Pour leurs retrouvailles, trois mois après la fin de l’EHF EURO 2024, les filles de l’équipe de France se sont imposées en Allemagne (28-25). Largement en tête à la pause, les Bleues ont vu leurs adversaires revenir en seconde période, mais ont réussi à garder la barre dans le money-time.

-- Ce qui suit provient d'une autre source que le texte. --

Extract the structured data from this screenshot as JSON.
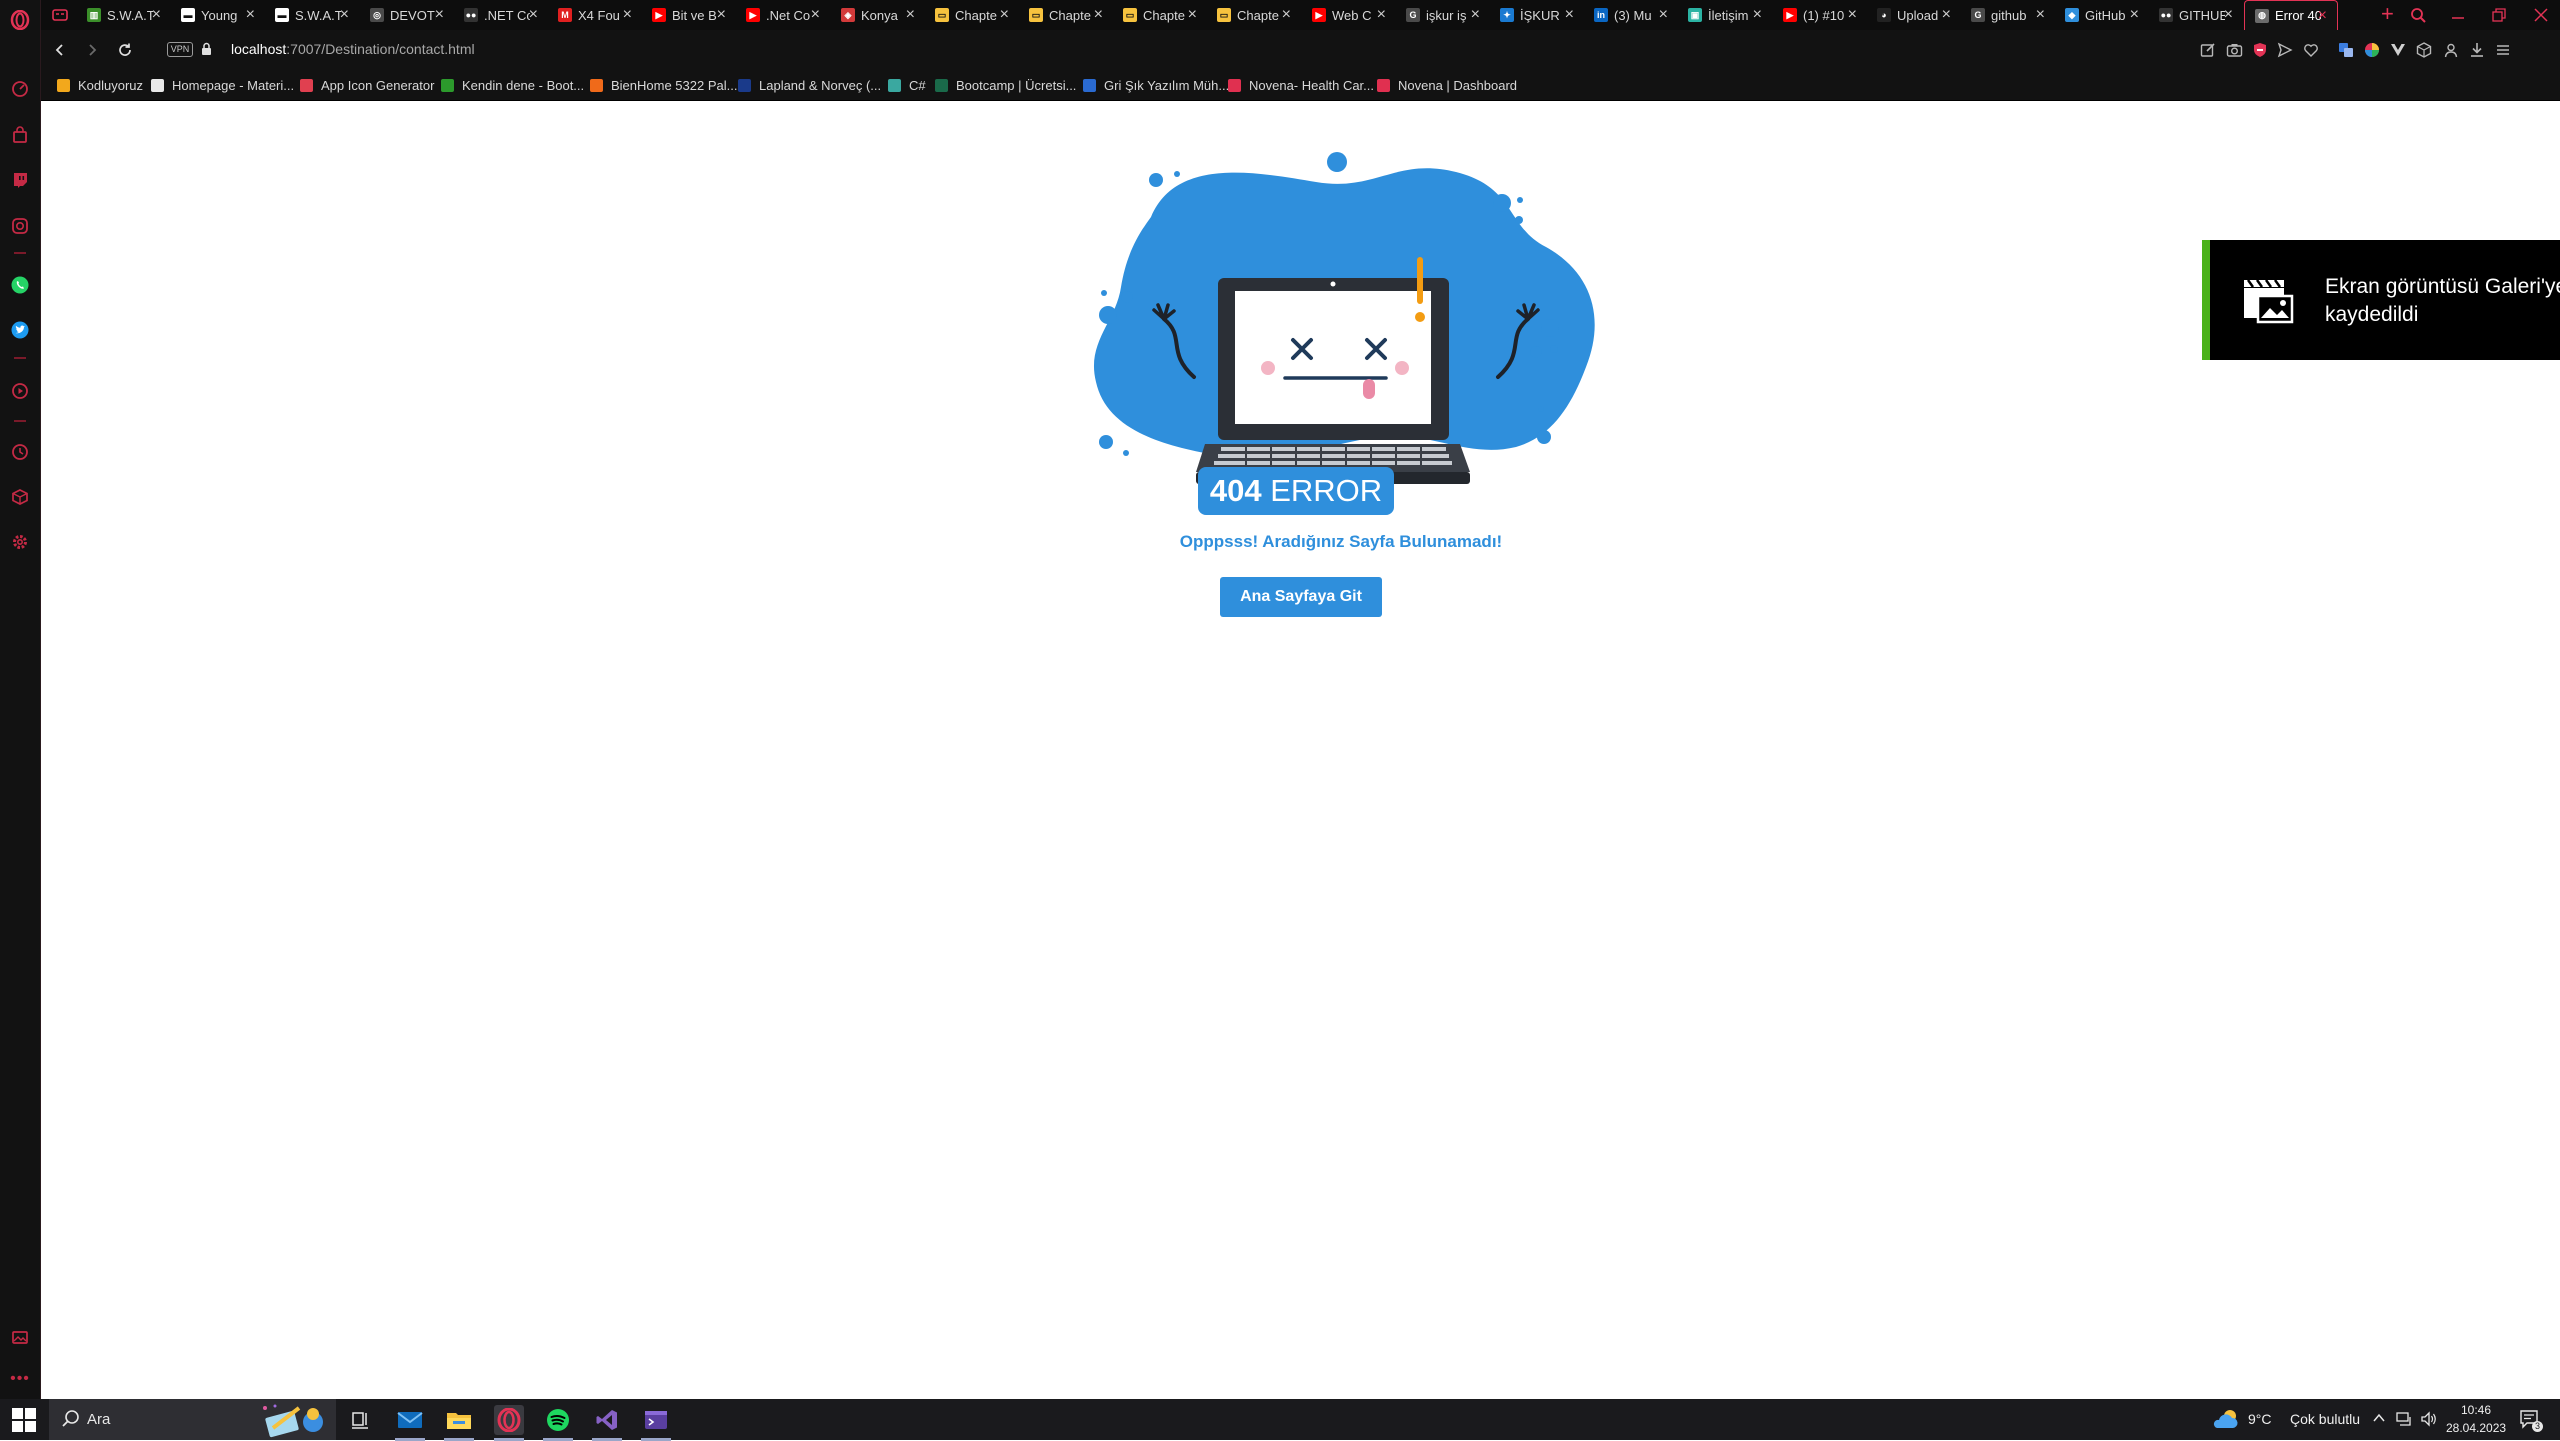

C’est en bleu que les joueuses de l’équipe de France entrent sur le terrain de l’Arena de Trèves, où elles avaient évolué pour la dernière fois en 2017, lors du championnat du monde couronné d’or. Ce sont les Allemandes qui donnent le coup d’envoi de la rencontre, alors que Djazz Chambertin est alignée d’entrée en défense, et cela fonctionne, avec un premier ballon récupéré. Mais le premier tir d’Orlane Kanor passe au dessus de la cage allemande et c’est finalement Lena Grandveau, sur une action personnelle, qui ouvre la marque, avant que Thomaier n’égalise cinq secondes plus tard.
L’attaque tricolore est brouillonne en début de match, elle perd de nombreux ballons et les Allemandes en profitent. Behrend et Antl trompent Hatadou Sako et les Françaises sont deux buts derrière après cinq minutes (1-3, 5′). Hatadou Sako réalise sa première parade, et ses coéquipières montent rapidement le ballon.
Si Suzanne Wajoka voit son tir arrêté, Oriane Ondono suit bien pour marquer le deuxième but de son équipe. La pivot de Brest est en vue, puisque c’est elle, sur une belle passe de Méline Nocandy qui remet tout le monde à égalité. La défense française commence enfin à récupérer des ballons, mais Suzanne Wajoka rate le ballon pour mettre les Bleues devant, seule en contre-attaque. Ce n’est que partie remise, puisqu’Ondono inscrit son troisième but de la partie sur l’action suivante (4-3, 10′). Hatadou Sako est bien entrée dans sa partie et se signale par un deuxième arrêt, cette fois à l’aile. Après que Döll ait écopé de deux minutes, Alicia Toublanc trouve la faille sur l’aile droite.
La gauchère double la mise, cette fois dans la cage vide, après avoir récupéré le ballon sur l’action suivante. La supériorité numérique est profitable aux Françaises. C’est une autre gauchère, Laura Flippes, qui intercepte le ballon pour marquer dans le but vide et pour la première fois de la soirée, les Françaises sont trois buts devant. Les Allemandes repartent du bon pied, avec un but angle fermé de Engel, alors que Clarisse Mairot a fait son entrée côté français. L’arrière gauche perd son premier ballon et les Allemandes en profitent, avant que Mairot ne se fasse justice elle-même.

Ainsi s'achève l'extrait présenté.